New York Senator Thomas Collier Platt and Surveyor of Customs James Sullivan Clarkson fly in the air as they try to stop Uncle Sam who is driving a “Post Office investigation” car toward the “P. O. Dept.” The car crashes through “politics” barriers and throws a “politician” off to the side.
Comments and Context
In this awkward cartoon about the beginnings of the Roosevelt Administration’s efforts to discover corruption in the Post Office department and reform the service, Uncle Sam is featured instead of President Theodore Roosevelt. It is a reminder that one of the unique aspects of cartoonists’ treatment of Roosevelt is that he largely supplanted the iconic symbol of the United States, so vivid was in personality. In this cartoon, although seem only from behind, Uncle Sam drives the car — an indiscriminate, road-busting flivver, then often viewed as a menace.

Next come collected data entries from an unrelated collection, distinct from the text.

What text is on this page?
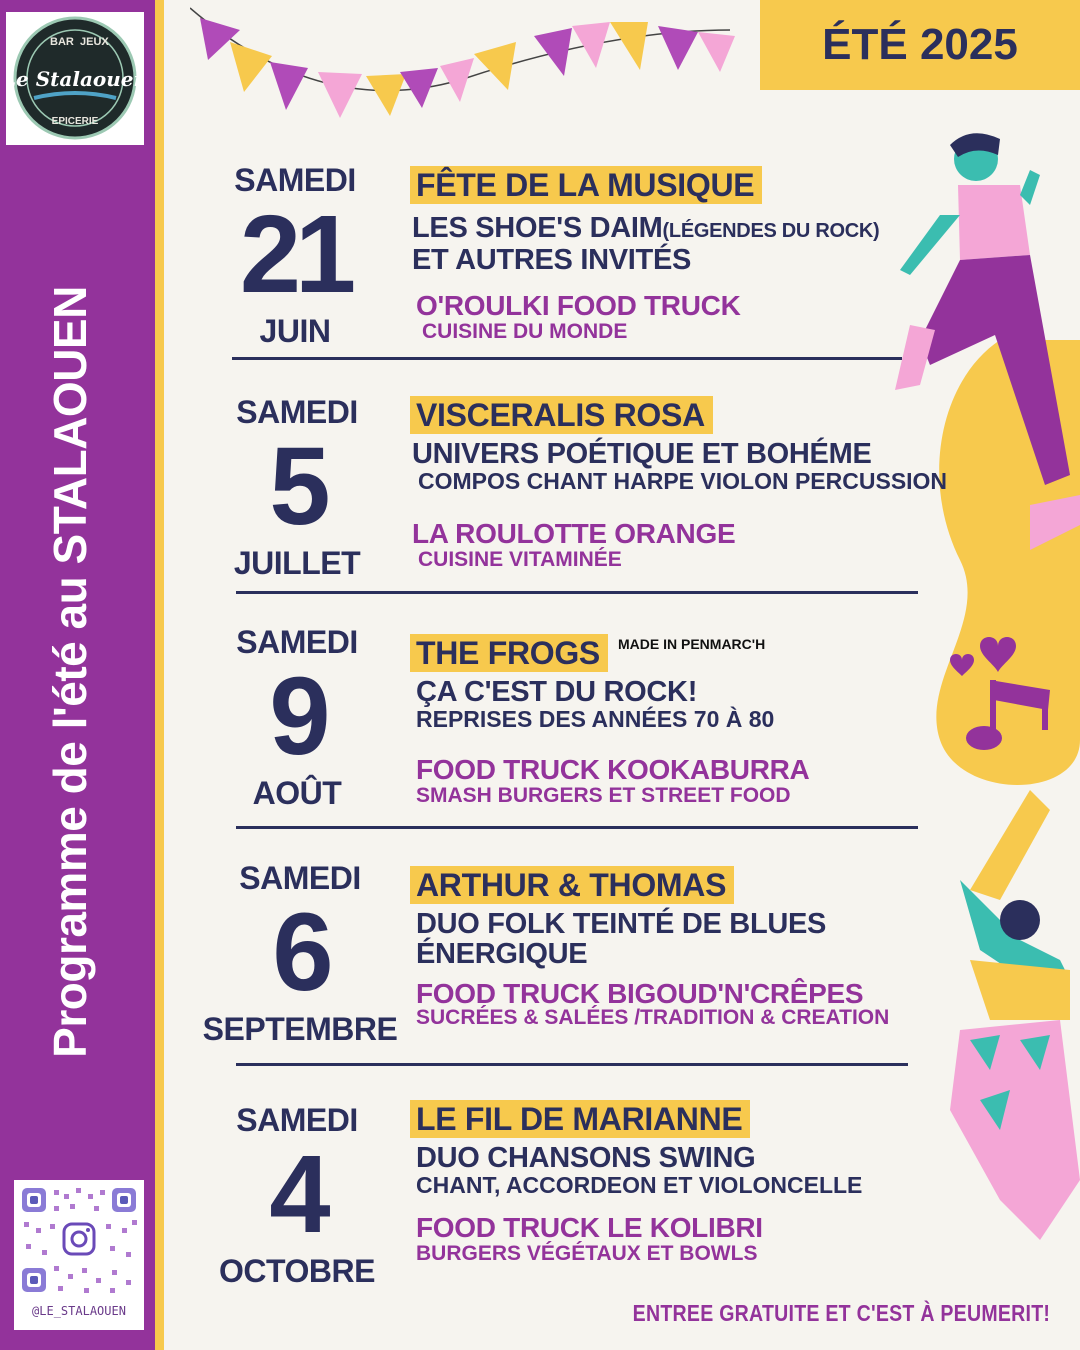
BAR JEUX
Le Stalaouen
EPICERIE
Programme de l'été au STALAOUEN
@LE_STALAOUEN
ÉTÉ 2025
SAMEDI
21
JUIN
FÊTE DE LA MUSIQUE
LES SHOE'S DAIM(LÉGENDES DU ROCK)
ET AUTRES INVITÉS
O'ROULKI FOOD TRUCK
CUISINE DU MONDE
SAMEDI
5
JUILLET
VISCERALIS ROSA
UNIVERS POÉTIQUE ET BOHÉME
COMPOS CHANT HARPE VIOLON PERCUSSION
LA ROULOTTE ORANGE
CUISINE VITAMINÉE
SAMEDI
9
AOÛT
THE FROGS	MADE IN PENMARC'H
ÇA C'EST DU ROCK!
REPRISES DES ANNÉES 70 À 80
FOOD TRUCK KOOKABURRA
SMASH BURGERS ET STREET FOOD
SAMEDI
6
SEPTEMBRE
ARTHUR & THOMAS
DUO FOLK TEINTÉ DE BLUES
ÉNERGIQUE
FOOD TRUCK BIGOUD'N'CRÊPES
SUCRÉES & SALÉES /TRADITION & CREATION
SAMEDI
4
OCTOBRE
LE FIL DE MARIANNE
DUO CHANSONS SWING
CHANT, ACCORDEON ET VIOLONCELLE
FOOD TRUCK LE KOLIBRI
BURGERS VÉGÉTAUX ET BOWLS
ENTREE GRATUITE ET C'EST À PEUMERIT!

Another interesting figure is James S. Clarkson, still identified with the Post Office. When Roosevelt was appointed Civil Service Commissioner under President Benjamin Harrison in 1889, Clarkson of Iowa was appointed First Assistant Postmaster General, charged with responsibility for fulfilling local Republican patronage jobs. He replaced Democrat postmasters and officials at an annualized rate of 30,000.